Correction: I meant the initDataType for the cenc versioning discussion above. contentType uses the MIME type and codec strings.

jdsmith3000 commented 8 years ago

I propose specifically that we be more specific on what we assign initDataType = “cenc”. I’m not proposing we create any new initDataType strings now, but create the potential to use these in the future.

Options are:

ddorwin commented 8 years ago

The first option sounds fine to me. Since v1 already exists, and we use it for the common format, I think we should include it. I think we could say that this currently includes v0 and v1. If/when there is a v2, we would still have the option to use this same type if appropriate, especially if the format is backwards compatible.


Regarding the second option, the location is not really a property of the type or format. For example, an application can derive the correctly-formatted data from anywhere and pass it to generateRequest(). However, we can specify under what conditions a user agent should fire an "encrypted' event and with whatinitDataType value. (These are currently combined in one section, but #105 should make this clearer.)

We might say that such events should only be fired when a 'pssh' is encountered within 'moov' and 'moof' if those are the only currently supported locations. We could add it to the existing sentence that starts "Each time one or more 'pssh' boxes are encountered..."

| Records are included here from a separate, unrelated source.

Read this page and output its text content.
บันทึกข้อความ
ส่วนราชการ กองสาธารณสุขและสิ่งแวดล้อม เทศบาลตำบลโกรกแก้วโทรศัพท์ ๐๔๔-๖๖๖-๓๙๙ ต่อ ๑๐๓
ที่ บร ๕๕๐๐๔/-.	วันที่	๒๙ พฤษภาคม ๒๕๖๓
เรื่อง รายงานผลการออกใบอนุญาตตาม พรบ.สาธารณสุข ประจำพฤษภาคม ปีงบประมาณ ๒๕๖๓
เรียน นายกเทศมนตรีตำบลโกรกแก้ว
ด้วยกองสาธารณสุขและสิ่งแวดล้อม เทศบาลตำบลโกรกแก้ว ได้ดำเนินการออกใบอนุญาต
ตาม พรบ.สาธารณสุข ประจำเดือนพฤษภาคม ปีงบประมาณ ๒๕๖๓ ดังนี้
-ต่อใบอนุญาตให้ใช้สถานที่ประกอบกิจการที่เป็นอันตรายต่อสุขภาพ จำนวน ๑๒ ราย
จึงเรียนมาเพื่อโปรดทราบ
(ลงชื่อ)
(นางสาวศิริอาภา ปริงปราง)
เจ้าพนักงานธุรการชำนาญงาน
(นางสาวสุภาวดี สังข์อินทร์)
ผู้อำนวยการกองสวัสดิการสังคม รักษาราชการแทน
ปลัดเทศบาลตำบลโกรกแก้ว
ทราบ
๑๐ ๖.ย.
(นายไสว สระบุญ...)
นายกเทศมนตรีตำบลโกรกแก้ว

As for limiting the events to 'moov', I'd like to hear from others that are familiar with how VOD content is currently packaged and what applications currently expect. It's possible that some limitation would reduce the number of "encrypted" events when adapting, but I don't know whether that's practical (i.e. if that's the only time we'd get such events in some cases).

However, we should also consider that any limiting of when to fire an event or vary the initDataType based on location/box hierarchy could complicate implementations (i.e. that simply walk the boxes).

ddorwin commented 7 years ago

@jdsmith3000, what do you want to do with this issue? Since it doesn't affect the main spec and we are unlikely to get to it this week, I'm going to move it to VNext. We can address it at any time, though.